A vida da maioria de nós é literalmente uma "luta" e considerar a morte não como uma derrota, ou um fim inglório, e sim como retorno à quietude da própria essência, é comparável à promessa cristã de alcançar o céu ou à perspectiva budista de realizar o nirvana. Diz o próprio filósofo: "Trabalho, aflição, esforço e necessidade constituem durante toda a vida a sorte da maioria das pessoas", mas acrescenta, logo adiante, algo que eleva a dignidade humana: "Para uma tal espécie, como a humana, nenhum outro palco se presta, nenhuma outra existência". Pensamento tão claro e inspirador nos faz lembrar o poeta maranhense Gonçalves Dias, quando em versos nos diz: "Não chores, meu filho; não chores, que a vida é luta renhida: Viver é lutar. A vida é combate que os fracos abate, que os fortes, os bravos, só pode exaltar". Ou como diria o próprio filósofo: "A felicidade está mais na realização do que na posse ou na saciação", de que concluímos resignadamente que "a vida sem tragédia seria indigna de um homem".
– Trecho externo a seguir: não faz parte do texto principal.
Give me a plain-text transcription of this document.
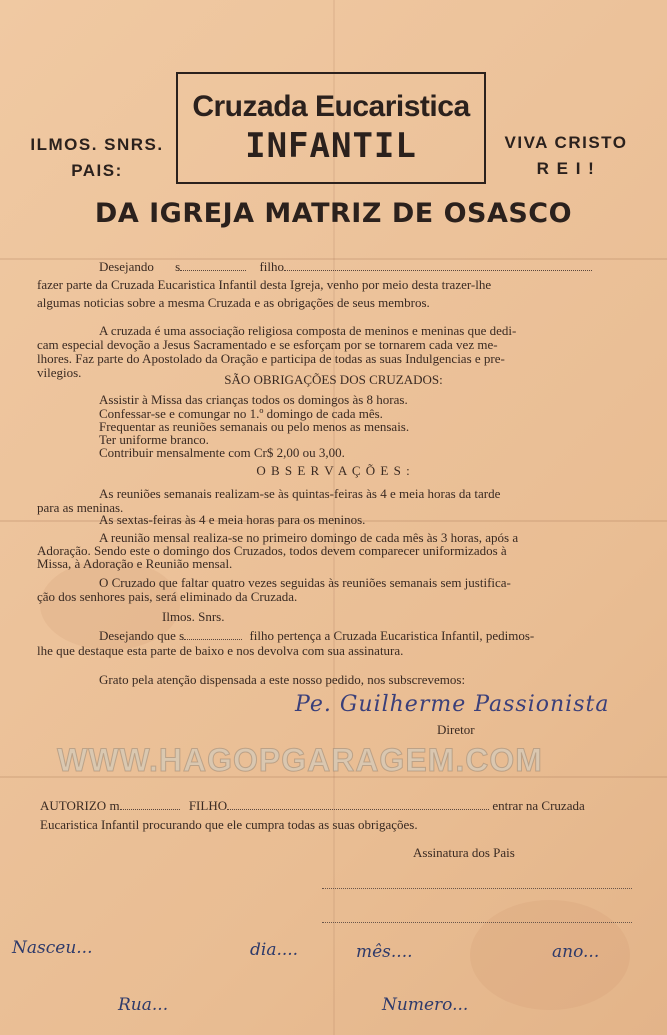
ILMOS. SNRS.
PAIS:
Cruzada Eucaristica
INFANTIL	VIVA CRISTO
R E I !
DA IGREJA MATRIZ DE OSASCO
Desejando s	filho
fazer parte da Cruzada Eucaristica Infantil desta Igreja, venho por meio desta trazer-lhe
algumas noticias sobre a mesma Cruzada e as obrigações de seus membros.
A cruzada é uma associação religiosa composta de meninos e meninas que dedi-
cam especial devoção a Jesus Sacramentado e se esforçam por se tornarem cada vez me-
lhores. Faz parte do Apostolado da Oração e participa de todas as suas Indulgencias e pre-
vilegios.	SÃO OBRIGAÇÕES DOS CRUZADOS:
Assistir à Missa das crianças todos os domingos às 8 horas.
Confessar-se e comungar no 1.º domingo de cada mês.
Frequentar as reuniões semanais ou pelo menos as mensais.
Ter uniforme branco.
Contribuir mensalmente com Cr$ 2,00 ou 3,00.
O B S E R V A Ç Õ E S :
As reuniões semanais realizam-se às quintas-feiras às 4 e meia horas da tarde
para as meninas.
As sextas-feiras às 4 e meia horas para os meninos.
A reunião mensal realiza-se no primeiro domingo de cada mês às 3 horas, após a
Adoração. Sendo este o domingo dos Cruzados, todos devem comparecer uniformizados à
Missa, à Adoração e Reunião mensal.
O Cruzado que faltar quatro vezes seguidas às reuniões semanais sem justifica-
ção dos senhores pais, será eliminado da Cruzada.
Ilmos. Snrs.
Desejando que s	filho pertença a Cruzada Eucaristica Infantil, pedimos-
lhe que destaque esta parte de baixo e nos devolva com sua assinatura.
Grato pela atenção dispensada a este nosso pedido, nos subscrevemos:
Pe. Guilherme Passionista
Diretor
WWW.HAGOPGARAGEM.COM
AUTORIZO m	FILHO	entrar na Cruzada
Eucaristica Infantil procurando que ele cumpra todas as suas obrigações.
Assinatura dos Pais
Nasceu...	dia....	mês....	ano...
Rua...	Numero...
É Will Durant que nos vai lembrar que a filosofia de Schopenhauer semelha muito os ensinamentos do Cristo (e, é claro, os de Buda). Diz o historiador: "O cristianismo é uma profunda filosofia do pessimismo. O poder através do qual o cristianismo conseguiu vencer primeiro o judaísmo e depois o paganismo da Grécia e de Roma está unicamente no seu pessimismo, na confissão de que nosso estado é excessivamente deplorável e pecaminoso, enquanto o judaísmo e o paganismo eram otimistas". Nós, com facilidade, podemos encontrar passagens bíblicas que levam a considerações desse tipo, mas que, vistas por um outro prisma, apresentam a morte como uma valorização da vida. Vale lembrar que, proferidas por Jesus, essas considerações em favor da morte tomam ares de inspiradora fé no significado da própria vida. "Aquele que tentar salvar sua vida, perdê-la-á. Aquele que a perder, por minha causa, reencontrála- á", disse o Nazareno. E Buda assim se pronunciou: "Olhai ao vosso redor e contemplai a vida. Tudo é passageiro e nada duradouro. Só nascimento e morte, crescimento e decadência, combinação e dissolução". E ainda Epicuro, tendo examinado a vida, sentenciou: "A morte não nos concerne, pois quando somos, ela não é, e quando ela é, já não somos".
Quando o filósofo diz: "Tão próximo de nós se localiza uma região em que nos livramos de todo nossa miséria; mas quem é dotado de força para ali se manter?", quase podemos ouvir, concomitantemente, a voz do Filho do Homem, dizendo: "O Reino dos Céus está dentro de vós!", e a do Príncipe de Kapilvastu sentenciando: "Ninguém trilhará por ti o caminho - acenda tua própria lâmpada e ande!". Será que ainda restam dúvidas quanto à veracidade e à utilidade de tal filosofia? Será que é preciso um novo rótulo para o frasco de um remédio que, por ser amargo, não merece prescrição para males ainda mais amargos da existência? Creio que não. Schopenhauer diz com despojamento de filósofo o que os avatares ensinam ao modo dos deuses. "Quando, por um instante, conseguimos estar livres do jugo da vontade, da objetividade do querer que nos impulsiona, vivemos o estado sem sofrimento, considerado por Epicuro como o mais elevado dos bens e o estado dos deuses", diz o filósofo.
A vida magnânima do Cristo culminou com seu martírio, e a de Buda, com uma morte tão comum quanto a de qualquer dos mortais. Para seres excelsos, assim como para o homem comum (produto industrial da natureza, segundo Schopenhauer), a existência conduz inexoravelmente à morte, com maior ou menor grau de sofrimento em seu transcurso. O que condiz muito bem com sua máxima: "Uma vida feliz é impossível; o máximo que o homem pode conseguir é uma vida heroica". O filósofo defende que nós, seres humanos, nada mais somos do que a objetivação de uma vontade de existir. O que levará Durant a acrescentar em sua obra, com certa jovialidade e otimismo, páginas à frente: "A vontade, claro, é uma vontade de viver, e de viver ao máximo. Como a vida é cara a todas as coisas vivas! E com que paciência silenciosa ela irá esperar o momento propício", o que corrobora as palavras do próprio filósofo, ao dizer: "Mesmo no reino orgânico vemos uma semente seca preservar a força inativa da vida durante três mil anos e, quando finalmente ocorrem as circunstâncias favoráveis, desenvolver-se numa planta". Se ainda me for permitida outra comparação, não seria demais lembrarmos as seguintes palavras do mestre de Belém: "Considerai como crescem os lírios do campo; não trabalham nem fiam".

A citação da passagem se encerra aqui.